[exposição individual]

Libélula


São Paulo, 2024 | Galeria Aura

Texto curatorial por Victor Gorgulho

Libélula

Qual a medida da natureza? Podemos nos perguntar, ao nos colocarmos diante da imensidão sem escala do organismo natural que cobre nosso vasto planeta. Tal questionamento e maneira de intrigar-se diante dela é similar ao que tantos artistas, ao largo dos últimos séculos, puseram-se a indagar. Em outras palavras: a natureza tem sido, de várias e distintas maneiras, uma espécie de musa de tantos artistas e, assim também ela é, aqui, o centro da obra de Luiza Gottschalk.

Em sua segunda exposição na Aura, a artista apresenta um conjunto inédito de mais de vinte pinturas em pequena escala produzidas nos últimos seis meses. O último semestre, emblemático não apenas como a janela temporal em que foram realizadas as presentes obras, marca também um momento em que a artista escolhe, junto de sua família, afastar-se do caos urbano e aproximar-se da vida próxima à natureza.

A Libélula que dá título à mostra é também o nome da moradia – Casa Libélula – que a artista e sua família escolheram para abrigá-los, em conjunto, distante da cacofonia da grande cidade e próximos da imensidão verde (azul, laranja, multicolor...!) da natureza que agora os cerca. Na presente exposição, a questão da escala das pinturas, dentro do corpo da obra da artista, é notadamente uma questão central a ser explorada – por parte da autora e de nós, que agora vislumbramos o resultado de sua mais recente investigação no campo pictórico.

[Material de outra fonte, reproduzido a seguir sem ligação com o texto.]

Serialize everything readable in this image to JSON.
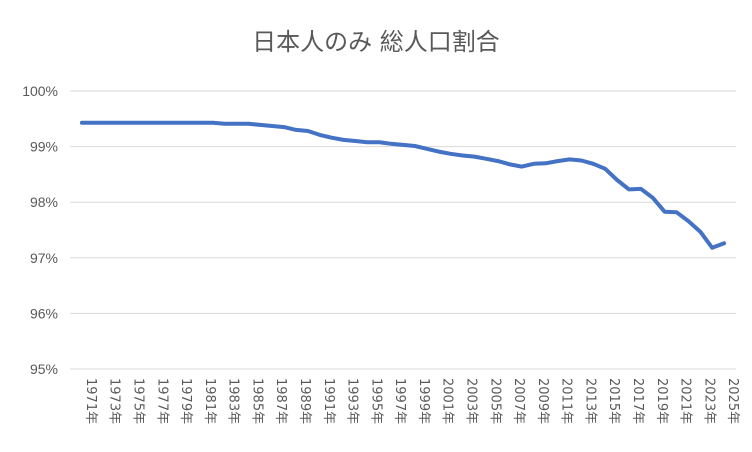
{
  "chart_data": {
    "type": "line",
    "title": "日本人のみ 総人口割合",
    "xlabel": "",
    "ylabel": "",
    "ylim": [
      95,
      100
    ],
    "yticks": [
      95,
      96,
      97,
      98,
      99,
      100
    ],
    "ytick_labels": [
      "95%",
      "96%",
      "97%",
      "98%",
      "99%",
      "100%"
    ],
    "grid": true,
    "x_labels": [
      "1971年",
      "1973年",
      "1975年",
      "1977年",
      "1979年",
      "1981年",
      "1983年",
      "1985年",
      "1987年",
      "1989年",
      "1991年",
      "1993年",
      "1995年",
      "1997年",
      "1999年",
      "2001年",
      "2003年",
      "2005年",
      "2007年",
      "2009年",
      "2011年",
      "2013年",
      "2015年",
      "2017年",
      "2019年",
      "2021年",
      "2023年",
      "2025年"
    ],
    "series": [
      {
        "name": "日本人のみ 総人口割合",
        "color": "#4472c4",
        "x": [
          1971,
          1972,
          1973,
          1974,
          1975,
          1976,
          1977,
          1978,
          1979,
          1980,
          1981,
          1982,
          1983,
          1984,
          1985,
          1986,
          1987,
          1988,
          1989,
          1990,
          1991,
          1992,
          1993,
          1994,
          1995,
          1996,
          1997,
          1998,
          1999,
          2000,
          2001,
          2002,
          2003,
          2004,
          2005,
          2006,
          2007,
          2008,
          2009,
          2010,
          2011,
          2012,
          2013,
          2014,
          2015,
          2016,
          2017,
          2018,
          2019,
          2020,
          2021,
          2022,
          2023,
          2024,
          2025
        ],
        "values": [
          99.43,
          99.43,
          99.43,
          99.43,
          99.43,
          99.43,
          99.43,
          99.43,
          99.43,
          99.43,
          99.43,
          99.43,
          99.41,
          99.41,
          99.41,
          99.39,
          99.37,
          99.35,
          99.3,
          99.28,
          99.21,
          99.16,
          99.12,
          99.1,
          99.08,
          99.08,
          99.05,
          99.03,
          99.01,
          98.96,
          98.91,
          98.87,
          98.84,
          98.82,
          98.78,
          98.74,
          98.68,
          98.64,
          98.69,
          98.7,
          98.74,
          98.77,
          98.75,
          98.69,
          98.6,
          98.4,
          98.23,
          98.24,
          98.08,
          97.83,
          97.82,
          97.66,
          97.47,
          97.18,
          97.26
        ]
      }
    ]
  }
}
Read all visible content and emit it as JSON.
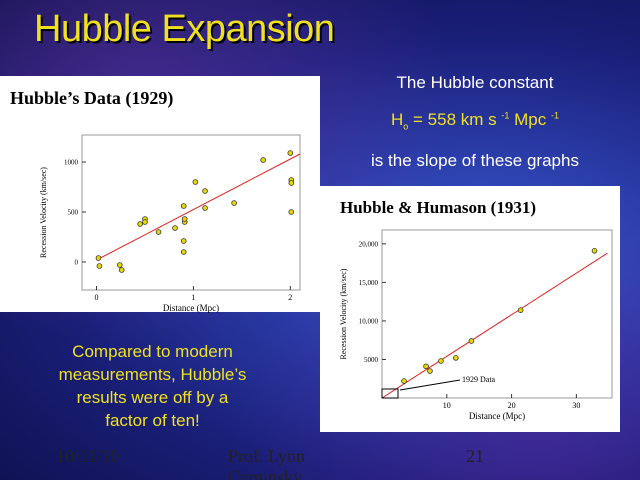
{
  "title": "Hubble Expansion",
  "text": [
    "The Hubble constant",
    "is the slope of these graphs"
  ],
  "formula": {
    "symbol": "H",
    "subscript": "o",
    "text": "= 558 km s",
    "exp1": "-1",
    "unit": "Mpc",
    "exp2": "-1"
  },
  "note": [
    "Compared to modern",
    "measurements, Hubble’s",
    "results were off by a",
    "factor of ten!"
  ],
  "footer": {
    "date": "10/11/10",
    "author": "Prof. Lynn Cominsky",
    "page": "21"
  },
  "chart_data": [
    {
      "type": "scatter",
      "title": "Hubble’s Data (1929)",
      "x_label": "Distance (Mpc)",
      "y_label": "Recession Velocity (km/sec)",
      "xlim": [
        -0.15,
        2.1
      ],
      "ylim": [
        -280,
        1270
      ],
      "xticks": [
        0,
        1,
        2
      ],
      "yticks": [
        0,
        500,
        1000
      ],
      "x": [
        0.02,
        0.03,
        0.24,
        0.26,
        0.45,
        0.5,
        0.5,
        0.64,
        0.81,
        0.91,
        0.9,
        0.9,
        0.9,
        0.91,
        1.02,
        1.12,
        1.12,
        1.42,
        1.72,
        2.0,
        2.01,
        2.01,
        2.01
      ],
      "values": [
        40,
        -40,
        -30,
        -80,
        380,
        430,
        400,
        300,
        340,
        400,
        560,
        210,
        100,
        430,
        800,
        710,
        540,
        590,
        1020,
        1090,
        820,
        790,
        500
      ],
      "color": "#e8d800",
      "fit": {
        "x": [
          0,
          2.1
        ],
        "values": [
          20,
          1080
        ],
        "color": "#e02020"
      }
    },
    {
      "type": "scatter",
      "title": "Hubble & Humason (1931)",
      "x_label": "Distance (Mpc)",
      "y_label": "Recession Velocity (km/sec)",
      "xlim": [
        0,
        35.5
      ],
      "ylim": [
        0,
        21800
      ],
      "xticks": [
        10,
        20,
        30
      ],
      "yticks": [
        {
          "value": 5000,
          "label": "5000"
        },
        {
          "value": 10000,
          "label": "10,000"
        },
        {
          "value": 15000,
          "label": "15,000"
        },
        {
          "value": 20000,
          "label": "20,000"
        }
      ],
      "x": [
        3.4,
        6.8,
        7.4,
        9.1,
        11.4,
        13.8,
        21.4,
        32.8
      ],
      "values": [
        2200,
        4100,
        3500,
        4800,
        5200,
        7400,
        11400,
        19100
      ],
      "color": "#e8d800",
      "fit": {
        "x": [
          0,
          34.8
        ],
        "values": [
          0,
          18800
        ],
        "color": "#e02020"
      },
      "annotation": "1929 Data"
    }
  ]
}
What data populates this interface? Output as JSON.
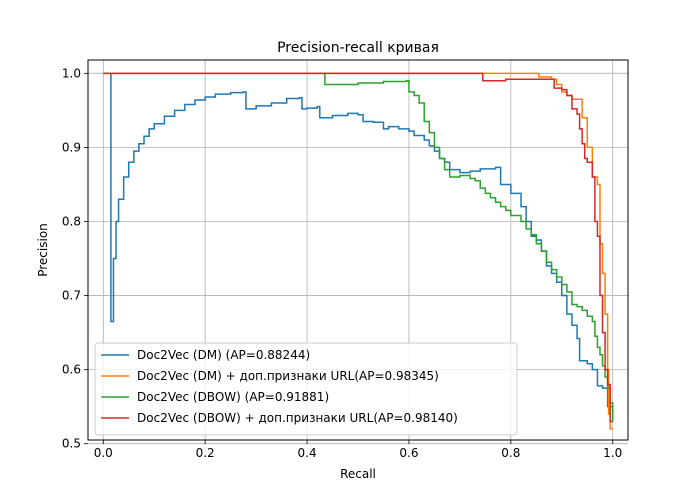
{
  "chart_data": {
    "type": "line",
    "title": "Precision-recall кривая",
    "xlabel": "Recall",
    "ylabel": "Precision",
    "xlim": [
      -0.03,
      1.03
    ],
    "ylim": [
      0.505,
      1.018
    ],
    "xticks": [
      "0.0",
      "0.2",
      "0.4",
      "0.6",
      "0.8",
      "1.0"
    ],
    "xtick_values": [
      0.0,
      0.2,
      0.4,
      0.6,
      0.8,
      1.0
    ],
    "yticks": [
      "0.5",
      "0.6",
      "0.7",
      "0.8",
      "0.9",
      "1.0"
    ],
    "ytick_values": [
      0.5,
      0.6,
      0.7,
      0.8,
      0.9,
      1.0
    ],
    "grid": true,
    "legend_position": "lower-left",
    "step": true,
    "series": [
      {
        "name": "Doc2Vec (DM) (AP=0.88244)",
        "color": "#1f77b4",
        "points": [
          [
            0.015,
            1.0
          ],
          [
            0.015,
            0.665
          ],
          [
            0.02,
            0.75
          ],
          [
            0.025,
            0.8
          ],
          [
            0.03,
            0.83
          ],
          [
            0.04,
            0.86
          ],
          [
            0.05,
            0.88
          ],
          [
            0.06,
            0.895
          ],
          [
            0.07,
            0.905
          ],
          [
            0.08,
            0.915
          ],
          [
            0.09,
            0.925
          ],
          [
            0.1,
            0.932
          ],
          [
            0.12,
            0.942
          ],
          [
            0.14,
            0.95
          ],
          [
            0.16,
            0.958
          ],
          [
            0.18,
            0.964
          ],
          [
            0.2,
            0.968
          ],
          [
            0.22,
            0.972
          ],
          [
            0.25,
            0.974
          ],
          [
            0.275,
            0.975
          ],
          [
            0.28,
            0.952
          ],
          [
            0.3,
            0.956
          ],
          [
            0.33,
            0.96
          ],
          [
            0.36,
            0.966
          ],
          [
            0.385,
            0.967
          ],
          [
            0.39,
            0.952
          ],
          [
            0.4,
            0.953
          ],
          [
            0.42,
            0.955
          ],
          [
            0.425,
            0.94
          ],
          [
            0.45,
            0.943
          ],
          [
            0.48,
            0.946
          ],
          [
            0.5,
            0.944
          ],
          [
            0.51,
            0.935
          ],
          [
            0.53,
            0.934
          ],
          [
            0.55,
            0.925
          ],
          [
            0.56,
            0.928
          ],
          [
            0.58,
            0.925
          ],
          [
            0.6,
            0.922
          ],
          [
            0.61,
            0.916
          ],
          [
            0.63,
            0.91
          ],
          [
            0.64,
            0.902
          ],
          [
            0.65,
            0.895
          ],
          [
            0.66,
            0.885
          ],
          [
            0.67,
            0.88
          ],
          [
            0.68,
            0.87
          ],
          [
            0.7,
            0.866
          ],
          [
            0.72,
            0.868
          ],
          [
            0.74,
            0.871
          ],
          [
            0.77,
            0.873
          ],
          [
            0.78,
            0.85
          ],
          [
            0.8,
            0.838
          ],
          [
            0.82,
            0.82
          ],
          [
            0.83,
            0.8
          ],
          [
            0.84,
            0.78
          ],
          [
            0.85,
            0.775
          ],
          [
            0.86,
            0.76
          ],
          [
            0.87,
            0.74
          ],
          [
            0.88,
            0.73
          ],
          [
            0.89,
            0.718
          ],
          [
            0.9,
            0.7
          ],
          [
            0.91,
            0.675
          ],
          [
            0.92,
            0.66
          ],
          [
            0.93,
            0.642
          ],
          [
            0.935,
            0.612
          ],
          [
            0.95,
            0.608
          ],
          [
            0.96,
            0.6
          ],
          [
            0.97,
            0.578
          ],
          [
            0.98,
            0.575
          ],
          [
            0.99,
            0.55
          ],
          [
            1.0,
            0.546
          ]
        ]
      },
      {
        "name": "Doc2Vec (DM) + доп.признаки URL(AP=0.98345)",
        "color": "#ff7f0e",
        "points": [
          [
            0.0,
            1.0
          ],
          [
            0.75,
            1.0
          ],
          [
            0.855,
            0.995
          ],
          [
            0.88,
            0.992
          ],
          [
            0.89,
            0.985
          ],
          [
            0.9,
            0.975
          ],
          [
            0.91,
            0.97
          ],
          [
            0.92,
            0.965
          ],
          [
            0.935,
            0.965
          ],
          [
            0.94,
            0.94
          ],
          [
            0.95,
            0.9
          ],
          [
            0.96,
            0.86
          ],
          [
            0.97,
            0.85
          ],
          [
            0.975,
            0.77
          ],
          [
            0.98,
            0.73
          ],
          [
            0.985,
            0.675
          ],
          [
            0.99,
            0.6
          ],
          [
            0.992,
            0.54
          ],
          [
            0.995,
            0.52
          ],
          [
            1.0,
            0.52
          ]
        ]
      },
      {
        "name": "Doc2Vec (DBOW) (AP=0.91881)",
        "color": "#2ca02c",
        "points": [
          [
            0.435,
            1.0
          ],
          [
            0.435,
            0.985
          ],
          [
            0.5,
            0.987
          ],
          [
            0.55,
            0.989
          ],
          [
            0.595,
            0.99
          ],
          [
            0.6,
            0.975
          ],
          [
            0.61,
            0.97
          ],
          [
            0.62,
            0.96
          ],
          [
            0.63,
            0.935
          ],
          [
            0.64,
            0.92
          ],
          [
            0.65,
            0.9
          ],
          [
            0.66,
            0.885
          ],
          [
            0.67,
            0.87
          ],
          [
            0.68,
            0.86
          ],
          [
            0.7,
            0.862
          ],
          [
            0.72,
            0.858
          ],
          [
            0.73,
            0.855
          ],
          [
            0.74,
            0.845
          ],
          [
            0.75,
            0.838
          ],
          [
            0.76,
            0.832
          ],
          [
            0.77,
            0.826
          ],
          [
            0.78,
            0.82
          ],
          [
            0.79,
            0.815
          ],
          [
            0.8,
            0.808
          ],
          [
            0.82,
            0.8
          ],
          [
            0.83,
            0.79
          ],
          [
            0.84,
            0.782
          ],
          [
            0.85,
            0.77
          ],
          [
            0.86,
            0.76
          ],
          [
            0.87,
            0.745
          ],
          [
            0.88,
            0.735
          ],
          [
            0.89,
            0.725
          ],
          [
            0.9,
            0.715
          ],
          [
            0.91,
            0.705
          ],
          [
            0.92,
            0.688
          ],
          [
            0.93,
            0.685
          ],
          [
            0.94,
            0.68
          ],
          [
            0.95,
            0.672
          ],
          [
            0.96,
            0.665
          ],
          [
            0.965,
            0.645
          ],
          [
            0.97,
            0.63
          ],
          [
            0.975,
            0.62
          ],
          [
            0.98,
            0.605
          ],
          [
            0.985,
            0.59
          ],
          [
            0.99,
            0.575
          ],
          [
            0.995,
            0.555
          ],
          [
            1.0,
            0.53
          ]
        ]
      },
      {
        "name": "Doc2Vec (DBOW) + доп.признаки URL(AP=0.98140)",
        "color": "#d62728",
        "points": [
          [
            0.0,
            1.0
          ],
          [
            0.74,
            1.0
          ],
          [
            0.745,
            0.99
          ],
          [
            0.79,
            0.992
          ],
          [
            0.88,
            0.992
          ],
          [
            0.885,
            0.98
          ],
          [
            0.9,
            0.978
          ],
          [
            0.91,
            0.97
          ],
          [
            0.92,
            0.952
          ],
          [
            0.93,
            0.945
          ],
          [
            0.935,
            0.925
          ],
          [
            0.94,
            0.905
          ],
          [
            0.945,
            0.885
          ],
          [
            0.95,
            0.88
          ],
          [
            0.96,
            0.86
          ],
          [
            0.965,
            0.8
          ],
          [
            0.97,
            0.78
          ],
          [
            0.975,
            0.7
          ],
          [
            0.98,
            0.65
          ],
          [
            0.985,
            0.6
          ],
          [
            0.99,
            0.58
          ],
          [
            0.995,
            0.53
          ],
          [
            1.0,
            0.53
          ]
        ]
      }
    ]
  }
}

Se, em obras anteriores, a natureza aparecia como figura central de pinturas de médias e grandes escalas, no presente conjunto de trabalhos notamos o desejo de contenção empreendido pelo olhar de Gottschalk a essa mesma temática. No entanto, nas palavras da própria artista, a forma como acaba por colocar em janelas menores a vastidão sem fim da natureza que tanto à inspira, é ao modo de realizar uma espécie de “zoom”, uma aproximação radical do olhar – e, portanto, das pinceladas – que retratam recortes de paisagens maiores, de cenários infindos.

Se boa parte da produção artística contemporânea que encontra na natureza seu maior (e mais vasto, literalmente!) campo de interesse acaba por trilhar um delicado trajeto entre a abstração e a figuração, a obra de Luiza Gottschalk é tanto prova desta constatação como também a desafia, coloca-a em patamar ainda mais alto em seu grau de complexidade semântica e de fatura da própria pintura em si. As telas de Gottschalk, através do uso de diferentes tipos de tinta e de uma gama variada de pinceis, em distintos tamanhos, nos lançam a inacabáveis campos de interpretação possíveis, para além, até mesmo, da infinitude de leituras presentes na própria natureza.

Acabam, ao fim, por extrapolarem os limites daquilo que é dito abstrato ou figurativo: estamos diante não mais da natureza, mas, quem sabe, de uma reconfiguração completa – se é que era possível, nos perguntamos, em primeiro lugar – da própria absorção da natureza em si.

Talvez ela esteja sendo vista aqui não mais pelos olhos racionais de um ser humano, mas, sim, pelos olhos decididamente erráticos e imensamente poéticos de um ser meio artista, meio libélula, cuja capacidade de voo artístico é dotado, também, de nos levar a sobrevoar, junto consigo, a imensidão aqui contida e ao mesmo tempo (vejam só!) ampliada, na forma e nos gestos delicadamente guardados nas pinturas de Luiza Gottschalk, enfim.